Method: The EuroQol-5Dimension HRQOL survey was administered to 180 hypertensive patients, attending the outpatient clinic at Shahid Gangalal National Heart Center in Kathmandu, Nepal. Multiple linear regression models, adjusted for age and sex, were used to identify factors associated with HRQOL.
Results: The mean age and EuroQol visual analytic scale of the participants were 53.2 years and 63.7, respectively. Age [β = −0.56; 95% confidence interval (CI): −0.75 to −0.37], income (β = 0.02; 95% CI: 0.01, 0.03), family size (β = −0.98; 95% CI: −1.89, −0.07), number of antihypertensive drugs use (β = 4.62; 95% CI: 1.33, 7.90), and compliance to dietary salt advise (β = 4.86; 95% CI: 0.29, 9.43) were significant factors associated with HRQOL among participants. In addition, levels of education and self-perceived health were associated in a positive gradient to HRQOL. In mediation analysis, both, dietary low salt compliance and use of antihypertensive drugs, had a significant direct effect on HRQOL, and the use of antihypertensive drugs did not significantly mediate the relationship between dietary salt compliance and HRQOL.

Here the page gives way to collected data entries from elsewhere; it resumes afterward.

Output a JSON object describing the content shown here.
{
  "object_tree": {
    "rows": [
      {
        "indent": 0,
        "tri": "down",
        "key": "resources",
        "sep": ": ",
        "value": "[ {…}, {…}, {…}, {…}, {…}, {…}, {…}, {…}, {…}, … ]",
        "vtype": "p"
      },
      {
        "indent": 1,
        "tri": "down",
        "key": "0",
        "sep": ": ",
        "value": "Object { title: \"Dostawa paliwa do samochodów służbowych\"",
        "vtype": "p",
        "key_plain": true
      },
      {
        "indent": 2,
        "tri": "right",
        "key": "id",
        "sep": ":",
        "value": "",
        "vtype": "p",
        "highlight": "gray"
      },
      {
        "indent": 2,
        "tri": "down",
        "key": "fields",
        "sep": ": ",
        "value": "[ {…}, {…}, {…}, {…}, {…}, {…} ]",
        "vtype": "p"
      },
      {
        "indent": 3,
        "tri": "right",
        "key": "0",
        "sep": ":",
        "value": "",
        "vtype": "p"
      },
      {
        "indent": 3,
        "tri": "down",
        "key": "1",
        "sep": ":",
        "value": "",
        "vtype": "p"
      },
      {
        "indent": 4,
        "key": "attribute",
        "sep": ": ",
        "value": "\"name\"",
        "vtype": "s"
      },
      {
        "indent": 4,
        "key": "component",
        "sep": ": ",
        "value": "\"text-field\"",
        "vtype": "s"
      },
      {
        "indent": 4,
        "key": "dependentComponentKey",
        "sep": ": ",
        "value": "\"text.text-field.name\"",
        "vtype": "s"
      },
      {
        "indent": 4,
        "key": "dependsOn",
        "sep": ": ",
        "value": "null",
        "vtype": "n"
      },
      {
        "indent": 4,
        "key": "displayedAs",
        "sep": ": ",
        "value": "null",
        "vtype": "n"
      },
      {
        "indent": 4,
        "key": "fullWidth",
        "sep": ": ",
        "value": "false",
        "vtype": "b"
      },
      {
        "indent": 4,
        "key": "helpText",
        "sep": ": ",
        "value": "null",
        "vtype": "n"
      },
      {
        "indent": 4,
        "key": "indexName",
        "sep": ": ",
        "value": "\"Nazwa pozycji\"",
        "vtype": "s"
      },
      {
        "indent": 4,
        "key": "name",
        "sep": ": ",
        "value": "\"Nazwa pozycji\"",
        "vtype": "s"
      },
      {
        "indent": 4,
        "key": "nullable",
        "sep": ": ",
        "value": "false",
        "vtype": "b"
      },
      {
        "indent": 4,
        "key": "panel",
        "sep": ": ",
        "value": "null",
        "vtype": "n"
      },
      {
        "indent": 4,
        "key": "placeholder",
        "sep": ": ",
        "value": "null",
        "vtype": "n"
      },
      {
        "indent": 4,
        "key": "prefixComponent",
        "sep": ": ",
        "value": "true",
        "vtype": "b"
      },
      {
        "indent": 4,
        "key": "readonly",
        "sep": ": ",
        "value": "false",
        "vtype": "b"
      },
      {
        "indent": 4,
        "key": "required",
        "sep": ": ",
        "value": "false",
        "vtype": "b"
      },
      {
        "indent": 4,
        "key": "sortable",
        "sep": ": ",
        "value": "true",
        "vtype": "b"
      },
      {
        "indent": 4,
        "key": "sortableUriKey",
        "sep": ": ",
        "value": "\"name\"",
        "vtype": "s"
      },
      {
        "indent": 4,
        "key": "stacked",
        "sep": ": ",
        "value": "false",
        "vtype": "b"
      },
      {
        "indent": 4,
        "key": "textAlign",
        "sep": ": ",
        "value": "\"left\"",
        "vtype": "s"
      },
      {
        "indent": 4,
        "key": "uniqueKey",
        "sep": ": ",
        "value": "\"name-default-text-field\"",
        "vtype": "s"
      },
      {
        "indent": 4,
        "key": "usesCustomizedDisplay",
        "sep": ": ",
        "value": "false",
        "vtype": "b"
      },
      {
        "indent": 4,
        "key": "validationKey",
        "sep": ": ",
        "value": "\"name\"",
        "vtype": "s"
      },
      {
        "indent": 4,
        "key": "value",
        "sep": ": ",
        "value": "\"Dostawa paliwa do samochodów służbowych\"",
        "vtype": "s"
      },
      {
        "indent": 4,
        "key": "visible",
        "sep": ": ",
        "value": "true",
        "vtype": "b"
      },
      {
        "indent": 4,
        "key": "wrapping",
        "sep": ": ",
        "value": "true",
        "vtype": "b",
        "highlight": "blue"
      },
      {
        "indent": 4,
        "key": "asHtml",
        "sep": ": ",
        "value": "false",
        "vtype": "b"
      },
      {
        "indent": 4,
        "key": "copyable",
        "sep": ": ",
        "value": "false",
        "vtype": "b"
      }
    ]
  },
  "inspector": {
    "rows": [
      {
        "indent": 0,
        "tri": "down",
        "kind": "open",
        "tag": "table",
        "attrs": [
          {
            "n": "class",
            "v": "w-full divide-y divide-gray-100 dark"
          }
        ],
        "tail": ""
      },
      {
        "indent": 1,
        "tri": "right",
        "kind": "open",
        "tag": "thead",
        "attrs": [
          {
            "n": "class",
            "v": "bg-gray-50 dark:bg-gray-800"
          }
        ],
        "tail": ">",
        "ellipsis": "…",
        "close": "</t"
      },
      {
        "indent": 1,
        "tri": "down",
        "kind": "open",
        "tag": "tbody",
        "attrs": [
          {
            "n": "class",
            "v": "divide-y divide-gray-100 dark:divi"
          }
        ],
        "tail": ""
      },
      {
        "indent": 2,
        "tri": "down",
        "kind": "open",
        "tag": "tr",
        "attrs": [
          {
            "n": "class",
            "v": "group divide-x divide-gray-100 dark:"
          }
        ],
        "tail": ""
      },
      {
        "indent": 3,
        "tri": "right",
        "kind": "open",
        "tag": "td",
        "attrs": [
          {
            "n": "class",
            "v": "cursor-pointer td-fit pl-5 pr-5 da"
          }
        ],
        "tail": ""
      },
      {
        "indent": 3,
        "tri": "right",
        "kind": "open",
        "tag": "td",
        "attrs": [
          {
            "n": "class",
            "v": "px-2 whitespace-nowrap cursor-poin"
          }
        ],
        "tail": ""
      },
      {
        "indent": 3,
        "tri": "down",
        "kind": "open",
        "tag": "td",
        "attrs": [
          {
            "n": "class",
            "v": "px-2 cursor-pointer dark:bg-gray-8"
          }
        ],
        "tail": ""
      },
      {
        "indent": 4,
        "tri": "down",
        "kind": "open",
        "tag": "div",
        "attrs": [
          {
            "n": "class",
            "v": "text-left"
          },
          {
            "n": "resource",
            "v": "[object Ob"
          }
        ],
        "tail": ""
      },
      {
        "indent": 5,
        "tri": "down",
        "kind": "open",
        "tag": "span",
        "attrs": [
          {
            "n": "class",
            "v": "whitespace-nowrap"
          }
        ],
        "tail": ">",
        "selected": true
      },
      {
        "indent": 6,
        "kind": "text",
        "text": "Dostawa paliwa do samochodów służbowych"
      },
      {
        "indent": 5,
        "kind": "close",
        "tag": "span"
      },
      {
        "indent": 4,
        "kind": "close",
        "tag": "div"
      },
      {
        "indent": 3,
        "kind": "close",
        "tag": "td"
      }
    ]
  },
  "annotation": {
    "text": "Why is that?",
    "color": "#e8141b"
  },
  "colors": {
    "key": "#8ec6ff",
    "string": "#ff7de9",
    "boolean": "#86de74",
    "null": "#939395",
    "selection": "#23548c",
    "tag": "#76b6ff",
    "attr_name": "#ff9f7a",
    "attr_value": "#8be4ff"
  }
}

Conclusion: Various factors were found to be associated with HRQOL among hypertensive patients in Kathmandu. Assessing HRQOL is a valuable technique to identify populations in need of services and interventions. This assessment can serve as a baseline, and in conjunction with multiple stakeholders, can guide public health policy, planning, and practices, especially those aimed toward improving the HRQOL of Nepalese with hypertension.
Hypertension is a global public health issue and a leading cause of cardiovascular disease (1), accounting for 45% of deaths due to heart disease, and 51% of deaths due to stroke globally (2). Nepal, a country in epidemiological transition, is facing alarmingly increasing prevalence of hypertension (3). Studies conducted in various parts of Nepal showed hypertension prevalence ranging from 9.9 to 41.8% (3–5). A repeated survey in a village of Nepal showed a threefold increment in the prevalence of hypertension in the same location after 25 years (3).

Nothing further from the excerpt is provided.